Beware of 'iconic' buildings with funny names; they often presage economic collapse.

My college art history courses never went deep enough into architecture to make me fully fluent in the vocabulary of volutes and pilasters and such, although I couldn't always resist showing off what I knew. I once described my office to a visitor as being in a "Greek Revival" building. It was the right term, but probably didn't help my visitor find me.

Lately I've run across architectural vocabulary of a different sort: the goofy but often painfully apt nicknames bestowed on so-called iconic buildings.

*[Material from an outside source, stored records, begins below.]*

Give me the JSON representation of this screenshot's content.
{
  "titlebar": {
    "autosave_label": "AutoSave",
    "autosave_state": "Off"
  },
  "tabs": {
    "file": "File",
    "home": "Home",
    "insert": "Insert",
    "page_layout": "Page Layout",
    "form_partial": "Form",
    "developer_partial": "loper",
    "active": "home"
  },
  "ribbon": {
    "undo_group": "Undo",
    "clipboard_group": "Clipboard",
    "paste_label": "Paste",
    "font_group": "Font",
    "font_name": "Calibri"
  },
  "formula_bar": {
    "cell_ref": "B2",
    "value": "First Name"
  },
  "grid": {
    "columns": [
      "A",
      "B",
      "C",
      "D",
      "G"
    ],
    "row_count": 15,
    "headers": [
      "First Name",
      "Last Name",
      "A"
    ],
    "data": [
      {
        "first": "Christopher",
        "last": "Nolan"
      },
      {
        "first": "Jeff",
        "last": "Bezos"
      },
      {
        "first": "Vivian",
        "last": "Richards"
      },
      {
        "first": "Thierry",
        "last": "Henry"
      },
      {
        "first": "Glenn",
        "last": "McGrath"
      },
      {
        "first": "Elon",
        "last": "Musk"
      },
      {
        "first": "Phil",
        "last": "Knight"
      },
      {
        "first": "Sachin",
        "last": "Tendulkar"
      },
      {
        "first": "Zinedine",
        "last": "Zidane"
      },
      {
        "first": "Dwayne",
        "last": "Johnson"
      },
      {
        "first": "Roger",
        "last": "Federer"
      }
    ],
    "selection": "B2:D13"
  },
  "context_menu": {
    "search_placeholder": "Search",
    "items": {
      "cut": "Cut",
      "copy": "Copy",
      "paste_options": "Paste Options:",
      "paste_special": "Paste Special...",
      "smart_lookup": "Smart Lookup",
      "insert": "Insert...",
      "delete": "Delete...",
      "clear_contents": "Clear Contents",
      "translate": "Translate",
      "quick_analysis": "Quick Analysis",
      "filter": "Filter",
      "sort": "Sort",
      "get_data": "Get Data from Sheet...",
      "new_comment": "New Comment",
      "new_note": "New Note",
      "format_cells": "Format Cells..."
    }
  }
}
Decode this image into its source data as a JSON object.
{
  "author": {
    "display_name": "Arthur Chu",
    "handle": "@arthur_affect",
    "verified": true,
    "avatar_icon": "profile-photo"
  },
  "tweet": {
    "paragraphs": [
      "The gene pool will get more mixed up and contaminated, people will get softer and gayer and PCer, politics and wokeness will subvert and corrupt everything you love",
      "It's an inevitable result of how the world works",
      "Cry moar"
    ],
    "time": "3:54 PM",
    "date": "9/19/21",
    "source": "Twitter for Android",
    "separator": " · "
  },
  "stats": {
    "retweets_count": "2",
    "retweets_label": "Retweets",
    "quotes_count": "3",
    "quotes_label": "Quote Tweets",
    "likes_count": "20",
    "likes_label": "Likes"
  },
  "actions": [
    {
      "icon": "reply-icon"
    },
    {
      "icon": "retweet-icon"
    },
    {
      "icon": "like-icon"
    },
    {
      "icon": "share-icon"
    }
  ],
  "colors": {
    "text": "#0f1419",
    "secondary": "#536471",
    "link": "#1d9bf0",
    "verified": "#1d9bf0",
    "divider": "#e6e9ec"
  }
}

A recent report by Mark Gilbert in Bloomberg Businessweek took note of several high-profile – quite literally high-profile – office towers under construction in London. There's the Leadenhall Building, aka the "Cheese Grater." Construction is on hold but set to resume next year. Near St. Paul's Cathedral, something known as the "Walkie-Talkie" building is under construction.

And rising above them all is Renzo Piano's "Shard of Glass," beside London Bridge. Set for completion in 2012, the Shard, at 1,017 feet, will be the tallest building in Europe.

But all too often, Mr. Gilbert writes, what goes up – and up and up – architecturally is followed by what tanks financially. The Greek term is hubris, excessive pride. A few years after Swiss Reinsurance moved into its 40-story "Gherkin," in 2004, the British economy went into recession. The completion of two previous "tallest" buildings – Canary Wharf Tower in 1990 and NatWest Tower, London's tallest building in 1980 – also coincided with recessions.

Architectural critics distinguish between buildings that call attention to themselves as objects and those that create a space, that help make a place – as the bow-front townhouses of Louisburg Square on Boston's Beacon Hill, for instance, create a sort of outdoor room. The "Gherkin" and the "Cheese Grater" are "object" buildings.

Meanwhile, David Brussat, who writes on architecture at the Providence Journal, has been following this tale of towers from another perspective: how well they work as architecture. He calls London "the world capital of buildings with derisive monikers" and writes, "The nicknames fill in for the absence of formal clarity, the purpose of which is to reveal a building's function. Banks no longer look like banks, churches no longer look like churches, city halls no longer look like city halls, etc. So people call them what they do look like, and the more ridiculous the better."

I wonder what C. Northcote Parkin­son would have thought of the Cheese Grater. He is best known for his law that "work will expand to the time available." But he also wrote about how, when organizations grow into larger buildings, they tend to lose their dynamism. He wrote long before computers. But he would have completely understood the difference between a start-up in a garage and an established company with a sprawling corporate campus.

I suspect he would have had ideas about the value to a business of being located in a building that is part of a place rather than one that towers over one.

Not all names for buildings are what Mr. Brussat calls "derisive monikers." The Potato and Onion Building in Pittsburgh, for instance, a brick warehouse now being adapted for offices and shops, came by its name honestly, by storing potatoes and onions. It's an example of an architectural vocabulary that is down to earth and innocent of hubris.